Tiré de The Nation, 14 avril 1956.
Une critique de La Communauté de l'Anneau
(traduit par Eric Petit)
OH, LES AFFREUX ORQUES !
Par Edmund Wilson
J. R. R. Tolkien : La communauté de l'Anneau.
Première partie du Seigneur des Anneaux, Allen and
Unwin. 21s.
En 1937, le Dr J.R.R. Tolkien, professeur à
l'université d'Oxford, publia un livre pour enfants appelé Le
Hobbit, qui connut un immense succès. Les Hobbits sont une race presque
humaine, qui habitent dans un pays imaginaire appelé la Comté,
et qui combinent les caractéristiques de certains animaux anglais - ils
vivent dans des terriers comme les lapins et les blaireaux - avec les traits
des campagnards anglais, allant du rustique au gentleman-farmer (le nom semble
être un condensé de rabbit et Hobbs1).
Ils ont des Elfes, des Gobelins et des Nains pour voisins, et ils sont associés
avec un magicien appelé Gandalf, ainsi qu'une créature amphibie
boueuse appelée Gollum. Le Dr. Tolkien fut intéressé par
son pays de conte de fées, et partit de sa petite histoire pour inventer
une grande fable, qui est apparue, sous le titre global du Seigneur des Anneaux,
en trois tomes : La Communauté de l'Anneau, Les Deux Tours,
et Le Retour du Roi. Chaque volume est accompagné de cartes, et
le Dr. Tolkien, qui est philologue, professeur d'Anglais et de Littérature
à Merton College, a pourvu le dernier volume avec une savante documentation
en annexe, expliquant les alphabets et grammaires des diverses langues parlées
par ses personnages, et donnant également les généalogies
complètes et les chronologies historiques.
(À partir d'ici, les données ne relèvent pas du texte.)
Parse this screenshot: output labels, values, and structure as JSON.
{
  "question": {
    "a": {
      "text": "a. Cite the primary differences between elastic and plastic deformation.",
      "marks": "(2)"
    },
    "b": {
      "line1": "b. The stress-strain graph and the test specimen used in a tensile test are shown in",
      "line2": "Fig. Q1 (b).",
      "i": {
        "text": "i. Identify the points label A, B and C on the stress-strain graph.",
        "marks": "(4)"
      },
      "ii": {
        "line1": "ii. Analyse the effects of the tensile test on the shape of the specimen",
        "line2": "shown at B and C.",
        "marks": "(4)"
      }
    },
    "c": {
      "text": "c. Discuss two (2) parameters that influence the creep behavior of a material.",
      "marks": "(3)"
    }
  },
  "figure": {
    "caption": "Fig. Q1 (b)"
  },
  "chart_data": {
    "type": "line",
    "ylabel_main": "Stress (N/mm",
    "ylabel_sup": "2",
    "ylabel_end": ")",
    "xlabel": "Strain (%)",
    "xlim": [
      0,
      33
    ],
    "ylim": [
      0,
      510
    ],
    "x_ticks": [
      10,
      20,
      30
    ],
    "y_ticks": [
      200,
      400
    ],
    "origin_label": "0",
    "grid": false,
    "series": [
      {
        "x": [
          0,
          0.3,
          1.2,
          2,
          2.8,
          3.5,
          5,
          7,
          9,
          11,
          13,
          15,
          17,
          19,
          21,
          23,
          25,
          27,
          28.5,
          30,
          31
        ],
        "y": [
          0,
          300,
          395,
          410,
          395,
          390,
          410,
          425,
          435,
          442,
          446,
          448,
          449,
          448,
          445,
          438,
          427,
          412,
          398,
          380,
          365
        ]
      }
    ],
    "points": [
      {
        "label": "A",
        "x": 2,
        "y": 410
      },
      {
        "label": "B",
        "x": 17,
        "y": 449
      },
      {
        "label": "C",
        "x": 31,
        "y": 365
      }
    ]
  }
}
Le Dr. Tolkien a annoncé
que cette série - la suite hypertrophiée du Hobbit - est
destinée aux adultes plutôt qu'aux enfants, et elle a eu un accueil
retentissant dans les mains de nombre de critiques qui sont certainement adultes
depuis bien des années. M. Richard Hugues, par exemple, en a écrit
que rien d'une telle envergure dans ce genre n'avait été tenté
depuis The Faerie Queen, et « qu'une telle profondeur d'imagination
défie toute comparaison ».
« C'est bizarre, vous savez, » dit
Mlle Naomi Mitchison, « qu'on prenne cela aussi sérieusement que
Malory. » Et M. C.S. Lewis, aussi d'Oxford, est capable de les surpasser
tous : « Si Ariosto, » écrit-il en écho, « le
rivalisait en invention (en fait, ce n'est pas le cas), il lui manquerait encore
cette sincérité héroïque. » L'Amérique
n'a pas été en reste non plus. Dans La Revue Littéraire
du Samedi, un M. Louis J. Halle, auteur d'un livre sur la Civilisation et
la Politique Etrangère, répond de la manière suivante à
une dame qui - « abaissant son pince-nez » - avait demandé
ce qu'il trouvait à Tolkien : « Qu'est-ce que ce monde imaginaire
a à voir avec le nôtre ? Vous vous demandez quel en est le sens
- comme vous vous demandez quel est celui de l'Odyssée, la Génèse,
de Faust - en un mot ? En un mot, alors, sa signification est «
héroïsme ». Cela rend notre propre monde, une fois encore,
héroïque. Quelle plus haute signification que celle-ci peut on trouver
dans une littérature ?
Mais si l'on considère ces panégyriques
avant le livre lui-même, on peut être déçu, surpris,
dérouté. Le critique a lu à voix haute toute la chose à
sa fille de sept ans, qui a entièrement lu Le Hobbit un nombre
incalculable de fois, le recommençant dès qu'elle le terminait,
et dont l'intérêt a été maintenu par ces successeurs
bien plus prolixes. On peut se demander pourquoi l'auteur était supposé
écrire un livre pour adultes. Il y a, sûrement, quelques détails
qui sont un peu dérangeants pour un livre d'enfants, mais, excepté
quand il devient pédant et ennuyeux pour le lecteur adulte, il y a peu
qui passe, dans Le Seigneur des Anneaux, au dessus de la tête d'un
enfant de sept ans. C'est essentiellement un livre pour enfants - un livre d'enfants
qui s'est d'une certaine façon égaré, à partir du
moment où, au lieu de le cibler vers un marché « juvénile
», l'auteur s'est livré au développement d'un imaginaire
pour son propre plaisir ; et il doit être dit sur ce point, avant
d'insister sur ce décalage littéraire, que le Dr. Tolkien fait
très peu de revendications pour son roman fantastique. Dans une déclaration
rédigée pour les éditeurs, il a expliqué qu'il a
commencé à s'amuser lui-même, comme un jeu philologique :
l'invention des langages en est la fondation. Les 'Histoires' ont été
crées pour fournir un monde pour les langages, plutôt que l'inverse.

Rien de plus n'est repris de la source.